How can retailers prevent theft and loss? Educating all employees on how shoplifting works. Employees steal more than customers: $14.6 billion in annual employee theft and $10.5 billion in shoplifting [by customers]. Although the balance is changing, employee theft accounts for 47 percent of losses in retail.
Use good bookkeeping procedures, separation of duties, good ethics programs and pre-employment background checks. Train all employees on loss prevention, how to respond to theft situations.
Are there any new technologies in the field? Of most use are computer monitoring systems that take data at the point of sale-refunds, voids, sales-and look for patterns or exceptions that might be dishonest. CCTV [closed-circuit TV] is also evolving rapidly with digital video recording and remote monitoring. Now we can view all stores from the corporate office, record it all digitally and keep greater amounts of video than before, when we used VCRs and videotapes.
Manufacturers are joining with retailers to incorporate anti-theft tags into the product; in many cases, the retailer is insisting it be there before buying. We are also trying to get law enforcement and legislators involved. One of the cool things that is happening is that we are developing a database called RLPIN that will ultimately give retailers the ability to put all data concerning theft into a database that can be shared with law enforcement.
Which are the most commonly stolen items? Things that can be turned around on the street: young men's and women's merchandise, street wear, athletic shoes, jewelry. Specialty retailers, especially apparel, have the highest rates of theft. The smaller the store, the more employees you have, the more you can control it. Christmas season is the busiest. We find that that's when we catch the most amateur shoplifters. Professional shoplifters know any time is good, and prefer to do it when the store is not busy.
What does the typical shoplifter look like? We see every age, gender, race. We train people to look for behavior as opposed to looking for the "typical shoplifter"-that animal does not exist. In Florida, you see a fair amount of elderly shoplifting. People want to think shoplifting is a teen-age prank, but it's not.
What might surprise the public about loss prevention? Shrink [loss from theft] costs people almost as much as all the auto theft in the United States every year. People like to decriminalize shoplifting; they say it's not that big of a deal. But consumers pay a price.
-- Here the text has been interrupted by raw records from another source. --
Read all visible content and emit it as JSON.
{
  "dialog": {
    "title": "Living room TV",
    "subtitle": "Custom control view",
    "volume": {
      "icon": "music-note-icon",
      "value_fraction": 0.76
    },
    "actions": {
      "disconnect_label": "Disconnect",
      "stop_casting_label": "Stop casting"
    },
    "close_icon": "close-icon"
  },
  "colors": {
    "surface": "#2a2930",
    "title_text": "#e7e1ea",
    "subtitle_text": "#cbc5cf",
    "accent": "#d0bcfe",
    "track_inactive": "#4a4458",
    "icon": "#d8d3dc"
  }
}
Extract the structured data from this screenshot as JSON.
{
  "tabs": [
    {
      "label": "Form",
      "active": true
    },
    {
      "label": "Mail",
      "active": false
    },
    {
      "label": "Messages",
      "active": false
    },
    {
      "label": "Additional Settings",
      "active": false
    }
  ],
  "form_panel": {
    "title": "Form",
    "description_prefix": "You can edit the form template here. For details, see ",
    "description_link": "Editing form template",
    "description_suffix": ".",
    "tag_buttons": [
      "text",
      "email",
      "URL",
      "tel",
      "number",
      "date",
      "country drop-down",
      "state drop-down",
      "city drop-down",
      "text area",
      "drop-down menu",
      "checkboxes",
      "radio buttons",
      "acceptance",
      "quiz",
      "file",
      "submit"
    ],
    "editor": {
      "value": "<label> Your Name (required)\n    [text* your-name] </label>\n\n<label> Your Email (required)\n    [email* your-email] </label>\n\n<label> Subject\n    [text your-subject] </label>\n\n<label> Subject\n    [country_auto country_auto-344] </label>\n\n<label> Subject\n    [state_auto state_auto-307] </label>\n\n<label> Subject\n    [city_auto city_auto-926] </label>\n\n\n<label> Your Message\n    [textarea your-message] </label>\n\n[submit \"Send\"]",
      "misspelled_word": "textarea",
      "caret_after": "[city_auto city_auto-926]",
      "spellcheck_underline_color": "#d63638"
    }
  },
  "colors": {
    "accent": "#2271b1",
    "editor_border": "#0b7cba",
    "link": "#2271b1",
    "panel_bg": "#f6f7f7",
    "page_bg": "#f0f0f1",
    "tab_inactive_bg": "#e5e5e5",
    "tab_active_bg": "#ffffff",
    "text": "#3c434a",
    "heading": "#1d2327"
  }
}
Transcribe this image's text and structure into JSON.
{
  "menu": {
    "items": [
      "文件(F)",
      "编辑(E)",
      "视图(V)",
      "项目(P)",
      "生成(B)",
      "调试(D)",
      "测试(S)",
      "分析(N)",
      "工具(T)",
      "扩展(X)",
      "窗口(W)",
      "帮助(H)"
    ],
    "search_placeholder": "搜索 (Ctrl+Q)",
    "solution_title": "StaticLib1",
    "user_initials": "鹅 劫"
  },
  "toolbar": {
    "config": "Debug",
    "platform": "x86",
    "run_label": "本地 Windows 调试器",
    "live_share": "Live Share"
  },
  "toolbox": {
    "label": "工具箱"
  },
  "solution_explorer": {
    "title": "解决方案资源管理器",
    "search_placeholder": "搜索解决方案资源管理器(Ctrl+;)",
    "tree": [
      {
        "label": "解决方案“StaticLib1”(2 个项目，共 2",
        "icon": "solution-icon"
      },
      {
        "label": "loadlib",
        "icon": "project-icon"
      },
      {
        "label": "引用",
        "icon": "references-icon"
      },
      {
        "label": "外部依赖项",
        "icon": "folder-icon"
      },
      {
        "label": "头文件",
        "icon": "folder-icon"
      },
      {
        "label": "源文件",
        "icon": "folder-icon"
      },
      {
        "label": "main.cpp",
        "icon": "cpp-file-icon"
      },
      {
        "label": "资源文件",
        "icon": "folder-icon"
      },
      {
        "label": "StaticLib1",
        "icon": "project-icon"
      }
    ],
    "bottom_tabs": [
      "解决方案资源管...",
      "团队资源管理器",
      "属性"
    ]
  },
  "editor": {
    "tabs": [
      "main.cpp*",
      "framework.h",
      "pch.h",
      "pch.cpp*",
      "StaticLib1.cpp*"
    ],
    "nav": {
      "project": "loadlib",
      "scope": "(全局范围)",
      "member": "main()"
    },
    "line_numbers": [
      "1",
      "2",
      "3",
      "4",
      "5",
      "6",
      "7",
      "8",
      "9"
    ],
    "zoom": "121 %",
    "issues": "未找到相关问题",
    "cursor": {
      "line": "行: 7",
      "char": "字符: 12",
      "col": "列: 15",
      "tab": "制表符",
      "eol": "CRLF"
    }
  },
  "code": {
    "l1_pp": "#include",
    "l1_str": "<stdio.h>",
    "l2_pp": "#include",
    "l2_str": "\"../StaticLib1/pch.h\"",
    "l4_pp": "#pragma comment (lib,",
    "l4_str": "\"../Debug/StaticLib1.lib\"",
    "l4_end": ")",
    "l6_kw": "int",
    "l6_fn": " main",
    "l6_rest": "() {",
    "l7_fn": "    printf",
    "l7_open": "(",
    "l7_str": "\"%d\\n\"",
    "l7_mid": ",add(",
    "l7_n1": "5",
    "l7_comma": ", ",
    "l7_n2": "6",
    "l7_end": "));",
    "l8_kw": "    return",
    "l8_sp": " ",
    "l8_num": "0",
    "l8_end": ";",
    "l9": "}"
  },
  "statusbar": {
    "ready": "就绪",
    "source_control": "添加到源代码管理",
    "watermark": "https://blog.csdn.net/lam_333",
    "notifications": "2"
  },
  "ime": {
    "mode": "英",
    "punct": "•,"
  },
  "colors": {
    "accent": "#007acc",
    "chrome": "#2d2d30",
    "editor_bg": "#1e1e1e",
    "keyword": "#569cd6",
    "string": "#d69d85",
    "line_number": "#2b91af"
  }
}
The cost is $400 to $600 per household every year to pay for the cost of retail theft. If you were to get taxed an additional $400 to $600 a year, you'd be outraged.
The other is that shoplifting is now organized retail crime. Gangs go from retailer to retailer, selling stolen goods on the black market or to other retailers.
Do retailers really deploy cameras in changing rooms? It's some sort of urban legend, not anything that a retailer of any integrity would consider. Customer privacy is very important to us.